Sort the rows in the dataframe by discharge, with the largest discharge on the top (descending order).

water_vars.sort_values(by='discharge', ascending=False)
datetime discharge temperature (C) dissolved oxygen pH temperature
30 2021-03-12 07:15 48.5 6.9 8.2 7.9 6
26 2021-03-12 06:15 48.5 7.1 8.1 8.0 6
23 2021-03-12 05:30 48.5 7.3 8.1 8.0 6
24 2021-03-12 05:45 48.5 7.3 8.1 8.0 6
34 2021-03-12 08:15 48.5 6.7 8.4 7.9 6
... ... ... ... ... ... ...
62 2021-03-12 15:15 39.0 8.4 13.0 8.2 6
60 2021-03-12 14:45 39.0 8.3 12.8 8.2 6
59 2021-03-12 14:30 39.0 8.1 12.7 8.2 6
61 2021-03-12 15:00 39.0 8.4 12.9 8.2 6
146 2021-03-13 12:15 NaN 6.6 10.3 7.9 6

146 rows × 6 columns

Google support: “pandas sort values” search. Or, this stackoverflow article would be helpful, the second answer in particular.

Question 5#

Before doing question 5 run the following lines of code. This will format our data a little nicer for this problem.
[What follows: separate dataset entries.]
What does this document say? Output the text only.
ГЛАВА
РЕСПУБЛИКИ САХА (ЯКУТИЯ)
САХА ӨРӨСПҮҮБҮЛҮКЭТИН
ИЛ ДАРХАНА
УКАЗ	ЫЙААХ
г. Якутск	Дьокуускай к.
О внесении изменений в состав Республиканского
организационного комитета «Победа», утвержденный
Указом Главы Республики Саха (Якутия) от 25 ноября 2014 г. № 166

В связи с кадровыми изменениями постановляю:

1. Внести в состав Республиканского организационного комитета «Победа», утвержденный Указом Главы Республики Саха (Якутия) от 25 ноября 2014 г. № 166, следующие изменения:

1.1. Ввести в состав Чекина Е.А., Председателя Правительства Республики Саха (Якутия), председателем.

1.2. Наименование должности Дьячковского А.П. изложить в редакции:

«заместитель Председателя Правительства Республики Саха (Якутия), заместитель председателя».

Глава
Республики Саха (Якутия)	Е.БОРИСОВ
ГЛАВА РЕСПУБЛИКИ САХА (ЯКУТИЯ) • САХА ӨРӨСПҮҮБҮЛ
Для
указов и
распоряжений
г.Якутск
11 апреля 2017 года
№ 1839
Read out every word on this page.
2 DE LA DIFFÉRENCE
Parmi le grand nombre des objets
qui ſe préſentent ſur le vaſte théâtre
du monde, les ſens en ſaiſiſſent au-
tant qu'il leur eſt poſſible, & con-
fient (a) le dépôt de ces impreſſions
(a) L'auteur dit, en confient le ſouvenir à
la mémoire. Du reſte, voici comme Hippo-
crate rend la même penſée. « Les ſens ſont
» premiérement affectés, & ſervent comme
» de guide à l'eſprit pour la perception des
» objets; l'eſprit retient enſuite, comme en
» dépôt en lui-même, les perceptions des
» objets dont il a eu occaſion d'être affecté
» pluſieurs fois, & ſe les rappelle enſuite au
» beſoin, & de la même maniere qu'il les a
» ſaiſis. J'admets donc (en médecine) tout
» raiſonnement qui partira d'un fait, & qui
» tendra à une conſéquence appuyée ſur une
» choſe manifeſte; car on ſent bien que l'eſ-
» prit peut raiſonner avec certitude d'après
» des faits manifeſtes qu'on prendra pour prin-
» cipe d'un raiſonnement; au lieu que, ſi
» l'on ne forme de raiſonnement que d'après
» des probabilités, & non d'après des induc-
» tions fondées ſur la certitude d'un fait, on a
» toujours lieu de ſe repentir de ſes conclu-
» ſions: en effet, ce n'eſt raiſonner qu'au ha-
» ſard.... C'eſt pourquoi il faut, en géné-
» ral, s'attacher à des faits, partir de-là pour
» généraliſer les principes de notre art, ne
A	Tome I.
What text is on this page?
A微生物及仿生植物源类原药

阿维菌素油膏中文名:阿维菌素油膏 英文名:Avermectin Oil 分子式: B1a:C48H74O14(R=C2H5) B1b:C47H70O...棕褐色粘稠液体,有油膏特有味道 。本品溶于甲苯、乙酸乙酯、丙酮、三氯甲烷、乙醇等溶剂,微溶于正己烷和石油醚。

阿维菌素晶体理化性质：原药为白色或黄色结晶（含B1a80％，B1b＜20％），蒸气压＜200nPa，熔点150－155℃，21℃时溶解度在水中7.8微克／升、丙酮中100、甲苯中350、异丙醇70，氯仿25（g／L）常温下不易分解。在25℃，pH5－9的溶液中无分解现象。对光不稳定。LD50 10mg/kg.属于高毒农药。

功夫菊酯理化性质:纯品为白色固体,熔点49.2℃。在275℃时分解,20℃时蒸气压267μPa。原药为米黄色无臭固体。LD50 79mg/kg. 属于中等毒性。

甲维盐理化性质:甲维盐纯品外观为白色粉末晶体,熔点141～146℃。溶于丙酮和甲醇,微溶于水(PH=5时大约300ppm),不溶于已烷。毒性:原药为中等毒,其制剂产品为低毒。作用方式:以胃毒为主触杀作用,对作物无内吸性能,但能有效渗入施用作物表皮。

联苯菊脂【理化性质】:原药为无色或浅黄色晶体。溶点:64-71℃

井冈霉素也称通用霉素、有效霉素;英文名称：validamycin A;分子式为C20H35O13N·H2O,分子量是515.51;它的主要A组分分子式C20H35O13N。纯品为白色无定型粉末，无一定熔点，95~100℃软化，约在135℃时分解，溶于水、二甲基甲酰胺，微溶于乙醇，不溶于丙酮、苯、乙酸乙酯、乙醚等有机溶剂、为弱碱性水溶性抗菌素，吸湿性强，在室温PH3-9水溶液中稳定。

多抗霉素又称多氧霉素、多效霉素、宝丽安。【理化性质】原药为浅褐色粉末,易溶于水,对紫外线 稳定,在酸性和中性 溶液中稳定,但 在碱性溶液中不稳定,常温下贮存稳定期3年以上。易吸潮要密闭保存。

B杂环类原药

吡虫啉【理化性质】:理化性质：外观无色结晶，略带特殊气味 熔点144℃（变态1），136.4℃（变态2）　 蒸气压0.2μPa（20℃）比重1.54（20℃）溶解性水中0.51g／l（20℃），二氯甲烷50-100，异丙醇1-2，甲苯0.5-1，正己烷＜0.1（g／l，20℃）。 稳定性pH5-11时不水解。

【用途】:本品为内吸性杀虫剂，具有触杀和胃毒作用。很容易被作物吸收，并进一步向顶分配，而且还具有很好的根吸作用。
# Set a new index.  Instead of integers 0+, use the datetime instead
water_vars = water_vars.set_index(pd.to_datetime(water_vars['datetime']))
# Drop the old datetime column
water_vars = water_vars.drop(columns='datetime')

A) While there isn’t a lot of control in it, we can use the dataframe method .plot() to make quick plots of our data. This isn’t the way you would make plots for presentations, but it can still be useful sometimes to help us get a sense of our data.

Try ising the .plot() method on the dataframe to make a quick plot. (Example: forecast.plot(), where forecast is the dataframe)

water_vars.plot()
<AxesSubplot:xlabel='datetime'>
../../../_images/ae5a248da37c085670f2a9d932f9a6e89a268d5c747cf5bde1f23b24210863d4.png

B) .plot() also works on a single Series. Try making a plot for just the disolved oxygen variable.

water_vars['dissolved oxygen'].plot()
<AxesSubplot:xlabel='datetime'>
../../../_images/9161228dfe0584eb5f627acc172b0376dcdc10df598007bd2329fbbb924bdaec.png

C) Looking at the first plot of all the variables we can see that discharge values are so high it shifts the graph so the other variables can’t be seen as well.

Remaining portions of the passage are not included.